Dr. Sharp invented a process by which the product could be made, and this process involved the steps of seeding the concentrated milk prior to subjecting it to the spray drying treatment in conventional spray drying apparatus. The purpose was to provide an unusually large number of seed crystals in the concentrated milk prior to the spray drying, with the number of such crystals so collected or determined as to provide in the concentrated milk a number sufficient to allow substantially at least one seed crystal to each droplet or particle formed by the sprayer in the spray drying machine. It was fully brought out in the testimony that, when the initial drying action takes place, the drying of the sprayed particles is effected under conditions wherein at least one seed crystal is present in each of the particles or droplets, respectively. The crystallizing effect of the included seed in each droplet results during the period of flight of the droplets in the drier, in a conversion of the lactose coming out of solution in alpha crystalline lactose, with the result that the finished product contains high quantities of alpha lactose crystals instead of the lactose in the glass or amorphous form. The protein constituents of the milk are protected in the spray drying process so that they are not denatured or rendered incapable of being
Of the cited references relied upon in the Patent Office, the principal ones were Chuck, Peebles, and the Hunziker publication. It was shown by the evidence in this case that the Hunziker article was not published prior to the date of the invention here claimed and, therefore, is not a proper reference to be cited against the claimed invention. The Peebles patent does not even contend that he preserved the solubility of the protein, and, therefore, the only reference to be considered is the Chuck patent.
It is not the invention of Chuck that is urged as a bar to the patentability of the claim here involved, but the reference in the Chuck patent to what he considered to be the prior art, principally in the following language (line 24, column 1, of the Chuck patent):
“The proteins when dried in this manner exist in aggregates of particles of colloidal dimension; the fats in practically-the same state of division as in the liquid milk; the mineral salts in the crystalline state and the lactose, partly crystalline and partly amorphous.”
It is the contention of the defendant that Chuck thus described the product which is the subject matter of the claim here involved.
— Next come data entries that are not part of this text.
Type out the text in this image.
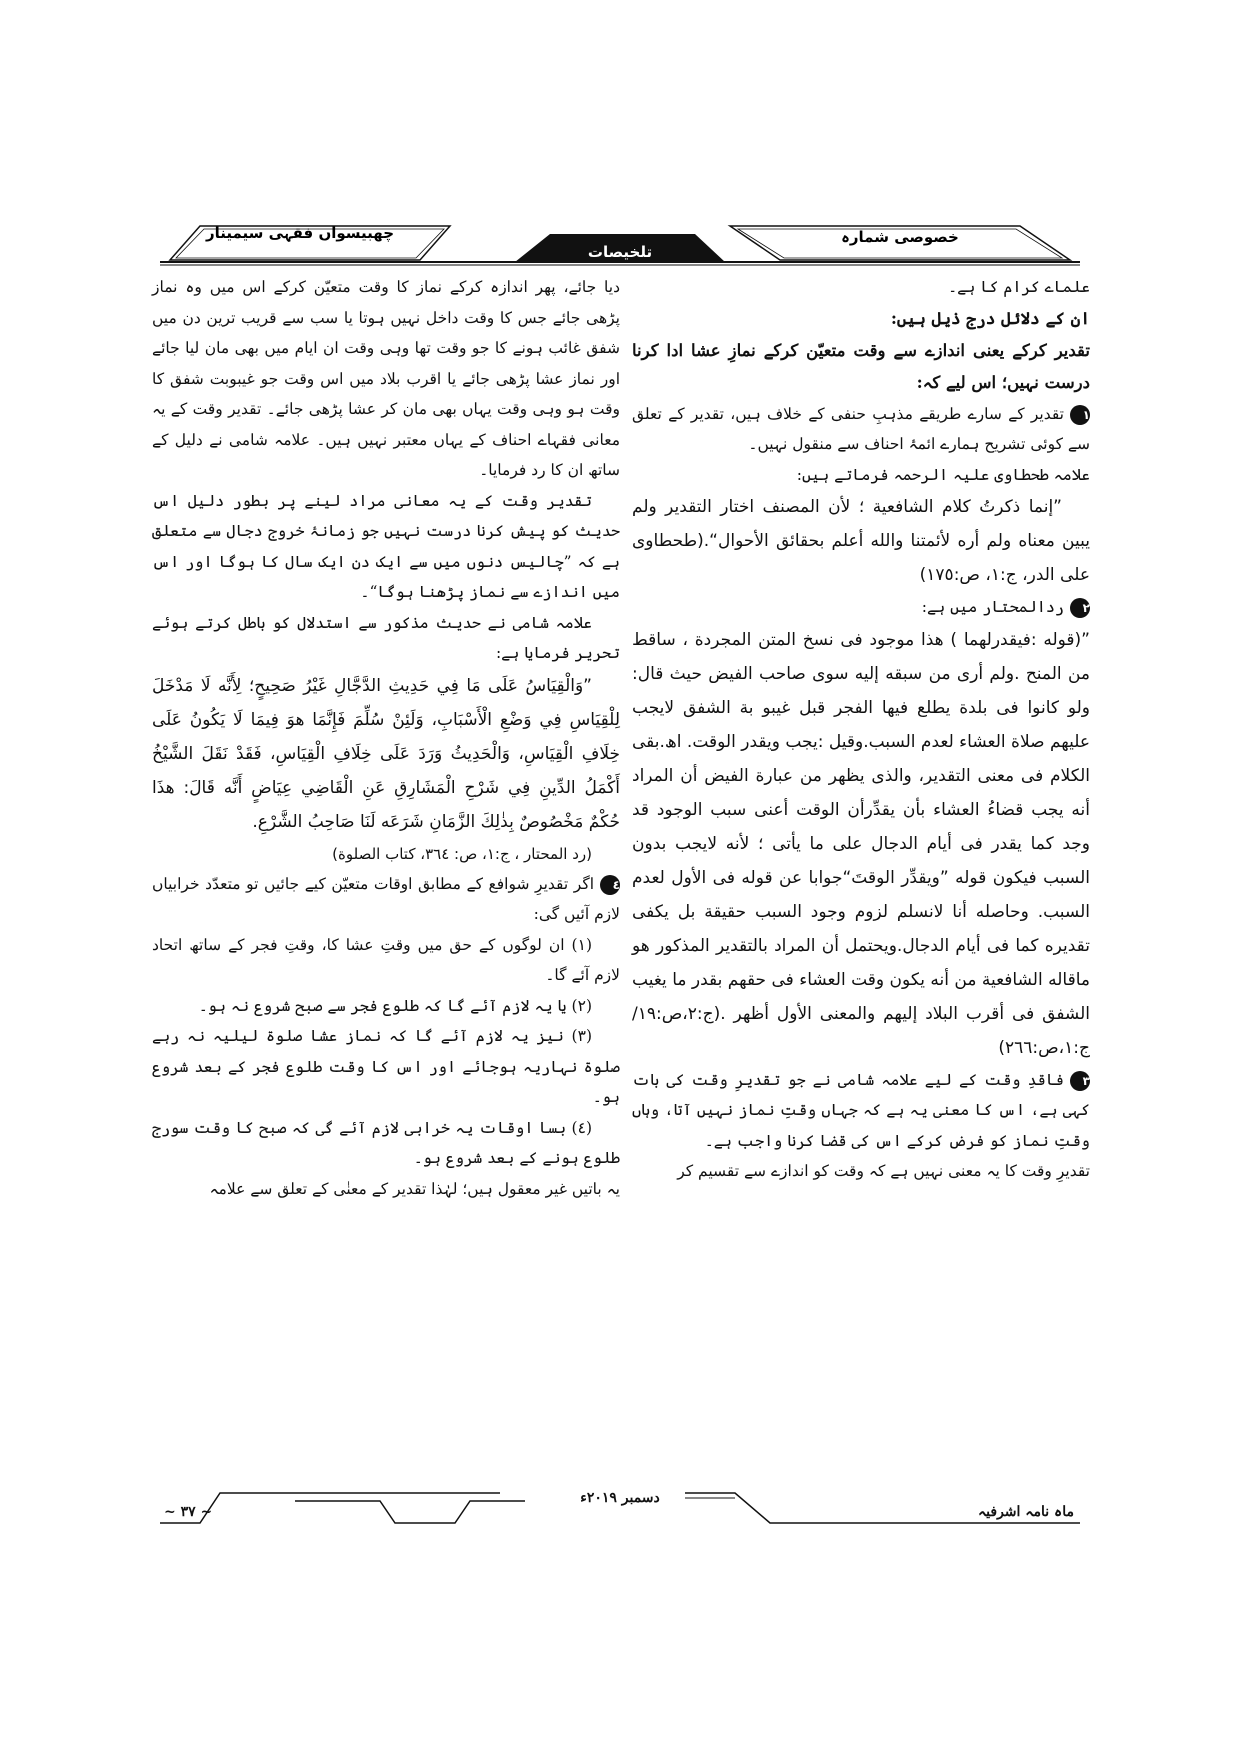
چھبیسواں فقہی سیمینار
تلخیصات
خصوصی شمارہ

علماے کرام کا ہے۔

ان کے دلائل درج ذیل ہیں:

تقدیر کرکے یعنی اندازے سے وقت متعیّن کرکے نمازِ عشا ادا کرنا درست نہیں؛ اس لیے کہ:

١تقدیر کے سارے طریقے مذہبِ حنفی کے خلاف ہیں، تقدیر کے تعلق سے کوئی تشریح ہمارے ائمۂ احناف سے منقول نہیں۔

علامہ طحطاوی علیہ الرحمہ فرماتے ہیں:

”إنما ذكرتُ كلام الشافعية ؛ لأن المصنف اختار التقدير ولم يبين معناه ولم أره لأئمتنا والله أعلم بحقائق الأحوال“.(طحطاوی علی الدر، ج:١، ص:١٧٥)

٢ردالمحتار میں ہے:

”(قوله :فيقدرلهما ) هذا موجود فى نسخ المتن المجردة ، ساقط من المنح .ولم أرى من سبقه إليه سوى صاحب الفيض حيث قال: ولو كانوا فى بلدة يطلع فيها الفجر قبل غيبو بة الشفق لايجب عليهم صلاة العشاء لعدم السبب.وقيل :يجب ويقدر الوقت. اھ.بقى الكلام فى معنى التقدير، والذى يظهر من عبارة الفيض أن المراد أنه يجب قضاءُ العشاء بأن يقدِّرأن الوقت أعنى سبب الوجود قد وجد كما يقدر فى أيام الدجال على ما يأتى ؛ لأنه لايجب بدون السبب فيكون قوله ”ويقدِّر الوقتَ“جوابا عن قوله فى الأول لعدم السبب. وحاصله أنا لانسلم لزوم وجود السبب حقيقة بل يكفى تقديره كما فى أيام الدجال.ويحتمل أن المراد بالتقدير المذكور هو ماقاله الشافعية من أنه يكون وقت العشاء فى حقهم بقدر ما يغيب الشفق فى أقرب البلاد إليهم والمعنى الأول أظهر .(ج:٢،ص:١٩/ ج:١،ص:٢٦٦)

٣فاقدِ وقت کے لیے علامہ شامی نے جو تقدیرِ وقت کی بات کہی ہے، اس کا معنی یہ ہے کہ جہاں وقتِ نماز نہیں آتا، وہاں وقتِ نماز کو فرض کرکے اس کی قضا کرنا واجب ہے۔

تقدیرِ وقت کا یہ معنی نہیں ہے کہ وقت کو اندازے سے تقسیم کر

دیا جائے، پھر اندازہ کرکے نماز کا وقت متعیّن کرکے اس میں وہ نماز پڑھی جائے جس کا وقت داخل نہیں ہوتا یا سب سے قریب ترین دن میں شفق غائب ہونے کا جو وقت تھا وہی وقت ان ایام میں بھی مان لیا جائے اور نماز عشا پڑھی جائے یا اقرب بلاد میں اس وقت جو غیبوبت شفق کا وقت ہو وہی وقت یہاں بھی مان کر عشا پڑھی جائے۔ تقدیر وقت کے یہ معانی فقہاے احناف کے یہاں معتبر نہیں ہیں۔ علامہ شامی نے دلیل کے ساتھ ان کا رد فرمایا۔

تقدیر وقت کے یہ معانی مراد لینے پر بطور دلیل اس حدیث کو پیش کرنا درست نہیں جو زمانۂ خروج دجال سے متعلق ہے کہ ”چالیس دنوں میں سے ایک دن ایک سال کا ہوگا اور اس میں اندازے سے نماز پڑھنا ہوگا“۔

علامہ شامی نے حدیث مذکور سے استدلال کو باطل کرتے ہوئے تحریر فرمایا ہے:

”وَالْقِيَاسُ عَلَى مَا فِي حَدِيثِ الدَّجَّالِ غَيْرُ صَحِيحٍ؛ لِأَنَّه لَا مَدْخَلَ لِلْقِيَاسِ فِي وَضْعِ الْأَسْبَابِ، وَلَئِنْ سُلِّمَ فَإِنَّمَا هوَ فِيمَا لَا يَكُونُ عَلَى خِلَافِ الْقِيَاسِ، وَالْحَدِيثُ وَرَدَ عَلَى خِلَافِ الْقِيَاسِ، فَقَدْ نَقَلَ الشَّيْخُ أَكْمَلُ الدِّينِ فِي شَرْحِ الْمَشَارِقِ عَنِ الْقَاضِي عِيَاضٍ أَنَّه قَالَ: هذَا حُكْمٌ مَخْصُوصٌ بِذٰلِكَ الزَّمَانِ شَرَعَه لَنَا صَاحِبُ الشَّرْعِ.

(رد المحتار ، ج:١، ص: ٣٦٤، كتاب الصلوة)

٤اگر تقدیرِ شوافع کے مطابق اوقات متعیّن کیے جائیں تو متعدّد خرابیاں لازم آئیں گی:

(١) ان لوگوں کے حق میں وقتِ عشا کا، وقتِ فجر کے ساتھ اتحاد لازم آئے گا۔

(٢) یا یہ لازم آئے گا کہ طلوع فجر سے صبح شروع نہ ہو۔

(٣) نیز یہ لازم آئے گا کہ نماز عشا صلوۃ لیلیہ نہ رہے صلوۃ نہاریہ ہوجائے اور اس کا وقت طلوع فجر کے بعد شروع ہو۔

(٤) بسا اوقات یہ خرابی لازم آئے گی کہ صبح کا وقت سورج طلوع ہونے کے بعد شروع ہو۔

یہ باتیں غیر معقول ہیں؛ لہٰذا تقدیر کے معنٰی کے تعلق سے علامہ

~ ٣٧ ~
دسمبر ٢٠١٩ء
ماہ نامہ اشرفیہ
Aside from the emphatic and the abundant evidence at the hearing that there was not known to the prior art at the time Chuck entered the field such a product as that which he described as being known to the prior art, Chuck’s own subsequent statements in the patent show that the product referred to by him did not have the non-caking and dispersible qualities claimed in the present invention.
Much of the hearing and of the briefs is concerned with the proposition • as to whether an erroneous statement of the prior art is a disclosure which will prevent a patent of a subsequently discovered product. I think the decision in the case of Mathieson Alkali Works v. Coe, 69 App.D.C. 210, 99 F.2d 443, decided December 26, 1938, is controlling. There it was held that a statement so contradictory to fact, as this was demonstrated to be, is not a part of the prior art. Here it has been amply established that the product erroneously referred to by Chuck was not a part of the prior art. In this view, I conclude that the plaintiff is entitled to the relief prayed for, and judgment will be entered accordingly.
Counsel will prepare and submit appropriate findings and order to carry this decision into effect.